Зачем это аналитикам

Эта библиотека убирает рутину:

  • не нужно каждый раз вручную писать код авторизации,
  • одинаковый подход в проде и локально,
  • проще проверять логику до выкладки в Airflow,
  • меньше копипаста между задачами команды.

Установка

pip install mnemosynecore

Опциональные зависимости:

# Airflow helpers
pip install "mnemosynecore[airflow]"

# Superset API
pip install "mnemosynecore[superset]"

# SharePoint NTLM
pip install "mnemosynecore[sharepoint]"

# ClickHouse через un_conn
pip install "mnemosynecore[clickhouse]"

# Визуализация (PNG графики)
pip install "mnemosynecore[viz]"

# Всё вместе
pip install "mnemosynecore[airflow,superset,sharepoint,clickhouse,viz]"

Быстрый старт (2 минуты)

import mnemosynecore as mn

# 1) взять секрет
cfg = mn.get_secret("VERTICA_PROD")
print(cfg["host"])

# 2) выполнить SQL
df = mn.vertica_select(
    conn_id="VERTICA_PROD",
    sql="SELECT CURRENT_DATE AS dt",
)
print(df)

Готовые скрипты с рабочими примерами лежат в папке examples/:

  • examples/01_secrets_and_test_mode.py
  • examples/02_vertica_examples.py
  • examples/03_mattermost_examples.py
  • examples/04_superset_examples.py
  • examples/05_sharepoint_examples.py
  • examples/06_superset_links_and_threads.py
  • examples/07_llm_examples.py
  • examples/08_mattermost_emoji_letters.py
  • examples/09_reporting_examples.py
  • examples/10_viz_examples.py

Обычные функции и _test-функции

Почти для всех интеграционных функций есть пара:

  • обычная: работает с ENV/Vault/Airflow,
  • _test: для локального запуска с JSON-кредами.

Пример пары:

  • vertica_select(...)
  • vertica_select_test(..., dir_path=... | creds_path=...)

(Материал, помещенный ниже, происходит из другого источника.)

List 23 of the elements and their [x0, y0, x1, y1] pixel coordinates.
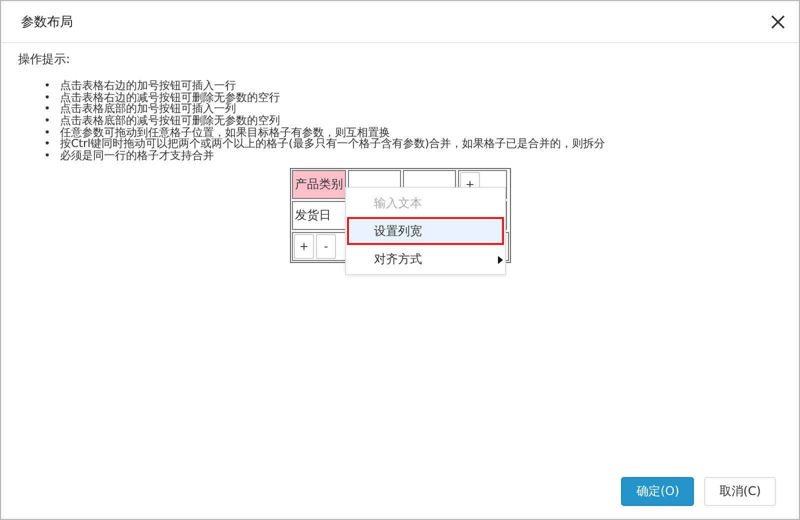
- close-icon[interactable]: [771, 14, 785, 28]
- bullet: •: [44, 148, 52, 162]
- bullet: •: [44, 79, 52, 92]
- hint-title: 操作提示:: [18, 51, 72, 68]
- hint-item: 点击表格右边的减号按钮可删除无参数的空行: [60, 90, 280, 104]
- bullet: •: [44, 102, 52, 116]
- bullet: •: [44, 137, 52, 150]
- hint-item: 点击表格底部的加号按钮可插入一列: [60, 102, 236, 116]
- hint-item: 必须是同一行的格子才支持合并: [60, 148, 214, 162]
- hint-item: 点击表格底部的减号按钮可删除无参数的空列: [60, 114, 280, 128]
- cancel-button[interactable]: 取消(C): [704, 477, 776, 506]
- column-button[interactable]: -: [316, 234, 336, 260]
- menu-item[interactable]: 对齐方式: [347, 245, 504, 274]
- bullet: •: [44, 126, 52, 139]
- bullet: •: [44, 114, 52, 128]
- bullet: •: [44, 90, 52, 104]
- menu-item[interactable]: 设置列宽: [347, 217, 504, 246]
- hint-item: 任意参数可拖动到任意格子位置，如果目标格子有参数，则互相置换: [60, 126, 390, 139]
- table-cell[interactable]: 产品类别: [292, 170, 346, 200]
- dialog-title: 参数布局: [21, 14, 73, 30]
- hint-item: 点击表格右边的加号按钮可插入一行: [60, 79, 236, 92]
- column-button[interactable]: +: [294, 234, 314, 260]
- hint-item: 按Ctrl键同时拖动可以把两个或两个以上的格子(最多只有一个格子含有参数)合并，如果格子已是合并的，则拆分: [60, 137, 606, 150]
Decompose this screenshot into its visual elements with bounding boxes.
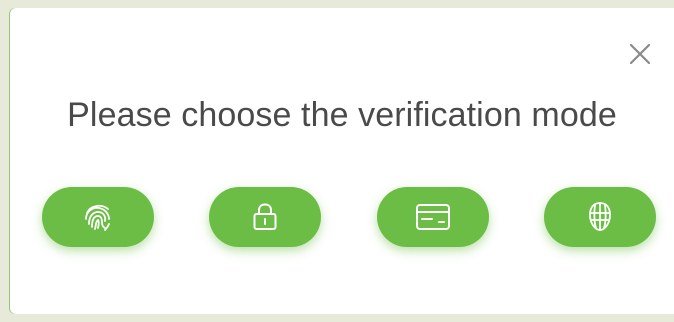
close-button[interactable] xyxy=(624,38,656,70)
password-mode-button[interactable] xyxy=(209,187,321,247)
close-icon xyxy=(629,43,651,65)
card-icon xyxy=(416,204,450,230)
verification-mode-dialog: Please choose the verification mode xyxy=(10,8,674,314)
face-mode-button[interactable] xyxy=(544,187,656,247)
card-mode-button[interactable] xyxy=(377,187,489,247)
fingerprint-mode-button[interactable] xyxy=(42,187,154,247)
screen-background: Please choose the verification mode xyxy=(0,0,674,322)
fingerprint-icon xyxy=(85,204,110,231)
lock-icon xyxy=(253,203,277,230)
dialog-title: Please choose the verification mode xyxy=(67,96,617,134)
face-icon xyxy=(589,202,611,231)
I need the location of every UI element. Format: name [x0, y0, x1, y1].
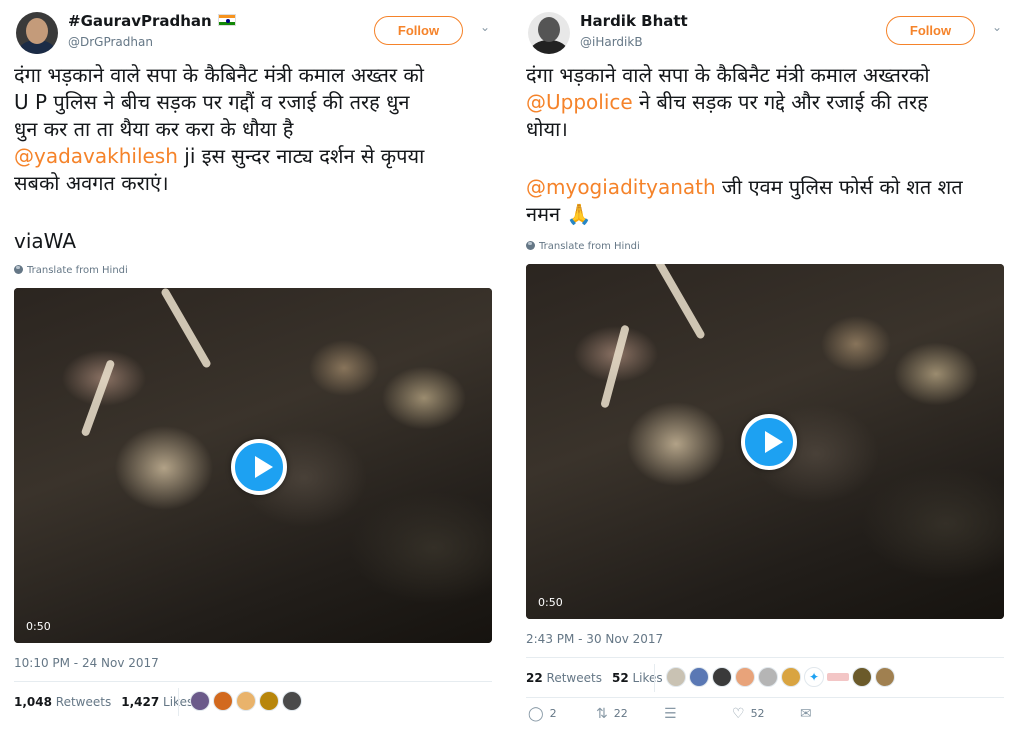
avatar[interactable] [781, 666, 801, 687]
tweet-text-line: जी एवम पुलिस फोर्स को शत शत [715, 175, 963, 199]
tweet-text-line: ने बीच सड़क पर गद्दे और रजाई की तरह [632, 90, 928, 114]
divider [178, 688, 179, 716]
avatar[interactable] [712, 666, 732, 687]
engagement-stats: 22 Retweets 52 Likes [526, 671, 663, 685]
tweet-text-line: दंगा भड़काने वाले सपा के कैबिनैट मंत्री … [526, 63, 930, 87]
liker-avatars [190, 690, 305, 711]
mention-link[interactable]: @yadavakhilesh [14, 144, 178, 168]
video-duration: 0:50 [26, 620, 51, 633]
chevron-down-icon[interactable]: ⌄ [990, 20, 1004, 34]
video-player[interactable]: 0:50 [526, 264, 1004, 619]
retweet-icon: ⇅ [596, 706, 608, 722]
globe-icon [14, 265, 23, 274]
twitter-bird-icon[interactable]: ✦ [804, 666, 824, 687]
tweet-text-line: धोया। [526, 117, 568, 141]
stack-button[interactable]: ☰ [664, 706, 683, 722]
display-name[interactable]: Hardik Bhatt [580, 12, 688, 30]
avatar[interactable] [758, 666, 778, 687]
avatar[interactable] [735, 666, 755, 687]
avatar[interactable] [528, 12, 570, 54]
engagement-stats: 1,048 Retweets 1,427 Likes [14, 695, 193, 709]
avatar[interactable] [259, 690, 279, 711]
user-handle[interactable]: @DrGPradhan [68, 35, 153, 49]
mail-icon: ✉ [800, 706, 812, 722]
follow-button[interactable]: Follow [886, 16, 975, 45]
likes-stat[interactable]: 1,427 Likes [121, 695, 193, 709]
tweet-text-line: नमन 🙏 [526, 202, 592, 226]
likes-stat[interactable]: 52 Likes [612, 671, 663, 685]
globe-icon [526, 241, 535, 250]
avatar[interactable] [827, 672, 849, 681]
avatar[interactable] [282, 690, 302, 711]
mention-link[interactable]: @Uppolice [526, 90, 633, 114]
direct-message-button[interactable]: ✉ [800, 706, 818, 722]
avatar[interactable] [16, 12, 58, 54]
avatar[interactable] [190, 690, 210, 711]
translate-link[interactable]: Translate from Hindi [526, 241, 640, 252]
tweet-timestamp[interactable]: 2:43 PM - 30 Nov 2017 [526, 632, 663, 646]
play-icon[interactable] [231, 439, 287, 495]
avatar[interactable] [875, 666, 895, 687]
tweet-text-line: सबको अवगत कराएं। [14, 171, 169, 195]
tweet-timestamp[interactable]: 10:10 PM - 24 Nov 2017 [14, 656, 159, 670]
tweet-text: दंगा भड़काने वाले सपा के कैबिनैट मंत्री … [14, 62, 492, 197]
translate-link[interactable]: Translate from Hindi [14, 265, 128, 276]
divider [14, 681, 492, 682]
video-player[interactable]: 0:50 [14, 288, 492, 643]
avatar[interactable] [689, 666, 709, 687]
video-duration: 0:50 [538, 596, 563, 609]
mention-link[interactable]: @myogiadityanath [526, 175, 716, 199]
tweet-card-hardikbhatt: Hardik Bhatt @iHardikB Follow ⌄ दंगा भड़… [526, 0, 1016, 733]
play-icon[interactable] [741, 414, 797, 470]
user-handle[interactable]: @iHardikB [580, 35, 643, 49]
reply-button[interactable]: ◯ 2 [528, 706, 557, 722]
tweet-card-gauravpradhan: #GauravPradhan @DrGPradhan Follow ⌄ दंगा… [14, 0, 504, 733]
divider [526, 697, 1004, 698]
divider [654, 664, 655, 692]
tweet-text-line: ji इस सुन्दर नाट्य दर्शन से कृपया [177, 144, 425, 168]
heart-icon: ♡ [732, 706, 745, 722]
avatar[interactable] [213, 690, 233, 711]
tweet-text: दंगा भड़काने वाले सपा के कैबिनैट मंत्री … [526, 62, 1004, 143]
avatar[interactable] [236, 690, 256, 711]
tweet-text-via: viaWA [14, 229, 77, 253]
tweet-text-line: दंगा भड़काने वाले सपा के कैबिनैट मंत्री … [14, 63, 424, 87]
liker-avatars: ✦ [666, 666, 898, 687]
display-name[interactable]: #GauravPradhan [68, 12, 236, 30]
india-flag-icon [217, 14, 236, 26]
stack-icon: ☰ [664, 706, 677, 722]
retweet-button[interactable]: ⇅ 22 [596, 706, 628, 722]
tweet-text-line: धुन कर ता ता थैया कर करा के धौया है [14, 117, 294, 141]
avatar[interactable] [852, 666, 872, 687]
chevron-down-icon[interactable]: ⌄ [478, 20, 492, 34]
divider [526, 657, 1004, 658]
tweet-text: @myogiadityanath जी एवम पुलिस फोर्स को श… [526, 174, 1004, 228]
avatar[interactable] [666, 666, 686, 687]
retweets-stat[interactable]: 22 Retweets [526, 671, 602, 685]
tweet-text-line: U P पुलिस ने बीच सड़क पर गद्दौं व रजाई क… [14, 90, 410, 114]
retweets-stat[interactable]: 1,048 Retweets [14, 695, 111, 709]
like-button[interactable]: ♡ 52 [732, 706, 765, 722]
follow-button[interactable]: Follow [374, 16, 463, 45]
reply-icon: ◯ [528, 706, 544, 722]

Как передавать креды локально

Есть 2 способа:

  1. dir_path — путь к папке, где лежит <CONN_ID>.json
  2. creds_path — прямой путь к файлу JSON

Пример:

# Файл: ./local_secrets/VERTICA_DEV.json
df = mn.vertica_select_test(
    conn_id="VERTICA_DEV",
    sql="SELECT 1",
    dir_path="./local_secrets",
)

# Файл: /Users/me/secrets/vertica_dev.json
df = mn.vertica_select_test(
    conn_id="VERTICA_DEV",
    sql="SELECT 1",
    creds_path="/Users/me/secrets/vertica_dev.json",
)

Формат JSON-кредов

Универсальный формат:

{
  "host": "example.host",
  "login": "user",
  "password": "secret",
  "port": 443,
  "schema": "https",
  "extra": "{\"basepath\":\"/api/v4\"}"
}

Mattermost

{
  "host": "mattermost.company.ru",
  "password": "BOT_TOKEN",
  "schema": "https",
  "port": 443,
  "extra": "{\"basepath\":\"/api/v4\"}"
}

Можно использовать не только бот-токен, но и личный user-token:

  • передайте его в password (JSON/секрет),
  • сообщение будет отправлено от имени владельца этого токена.

Superset

{
  "host": "https://ss.company.ru",
  "login": "svc_user",
  "password": "svc_password",
  "extra": "{\"auth_provider\":\"ldap\"}"
}

LLM (OpenAI-compatible gateway/API)

{
  "host": "http://llm-gateway.prod.a.o3.ru/api",
  "password": "LLM_TOKEN",
  "model": "DeepSeek-V3-0324-AWQ[CM]",
  "extra": "{\"endpoint\":\"/chat/completions\"}"
}

Для Vertica/коннектов можно указывать и login, и user:

  • если есть user, библиотека использует его,
  • если user нет, берется login.

SharePoint

{
  "host": "https://sharepoint.company.ru",
  "login": "svc_sharepoint",
  "password": "svc_password",
  "schema": "O3"
}

Примеры: секреты и подключения

import mnemosynecore as mn

# Прод: ENV/Vault/Airflow
secret = mn.get_secret("MM_BOT")

# Локально: из JSON
secret_test = mn.get_secret_test("MM_BOT", dir_path="./secrets")
secret_test2 = mn.get_secret_test("MM_BOT", creds_path="./secrets/mm_bot.json")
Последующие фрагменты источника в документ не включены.